Post-transcriptional repression of GSNOR by microRNAs regulates S-nitrosylation and fuels breast cancer progression

The denitrosylase S-nitrosoglutathione reductase (GSNOR) is a central regulator of nitric oxide (NO) signaling, by controlling protein S-nitrosylation. GSNOR is downregulated in several human cancers, with breast cancer representing one of the major hits. However, the mechanisms driving its suppression and its precise role in tumor progression remain elusive. Here, we identify microRNAs as key post-transcriptional regulators of GSNOR in breast cancer, specifically miR-455-3p and miR-519a-5p. Restoring GSNOR levels, either directly or by inhibiting these onco-miRs, reduced global protein S-nitrosylation, including that of glycogen synthase kinase 3β (GSK3β). This event was associated with decreased GSK3β inhibitory phosphorylation and consequent subsequent suppression of oncogenic signaling pathways.
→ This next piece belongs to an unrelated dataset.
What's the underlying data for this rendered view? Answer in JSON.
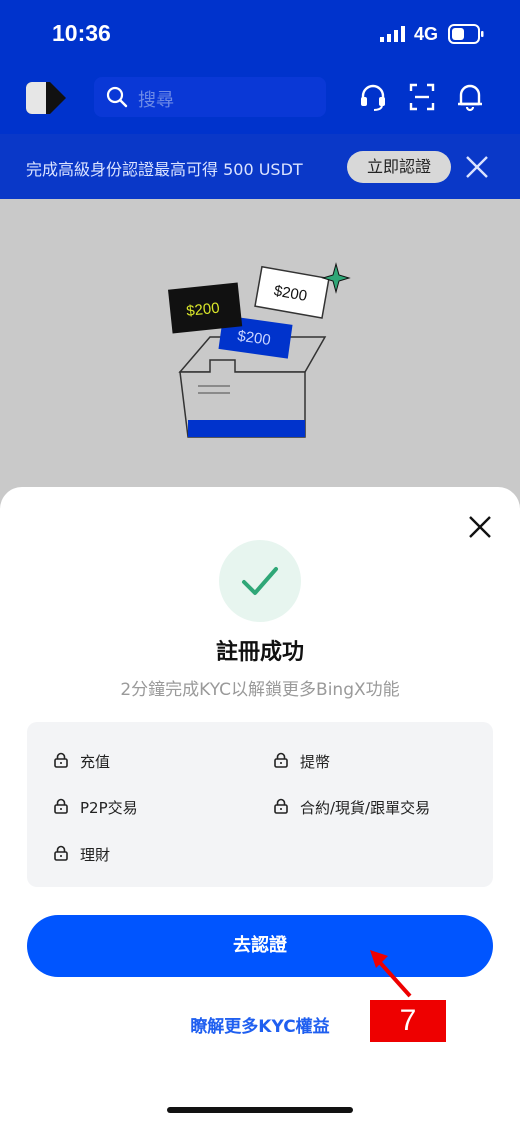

Functionally, GSNOR restoration inhibited epithelial-mesenchymal transition by increasing E-cadherin and reducing nuclear SNAI1 levels, attenuated β-catenin signaling, and impaired cell invasion, motility, and mammospheres viability. Altogether, our findings unveil a novel regulatory axis in which specific microRNAs control protein S-nitrosylation by targeting GSNOR, thereby driving breast cancer progression, and establish GSNOR as a crucial tumor suppressor.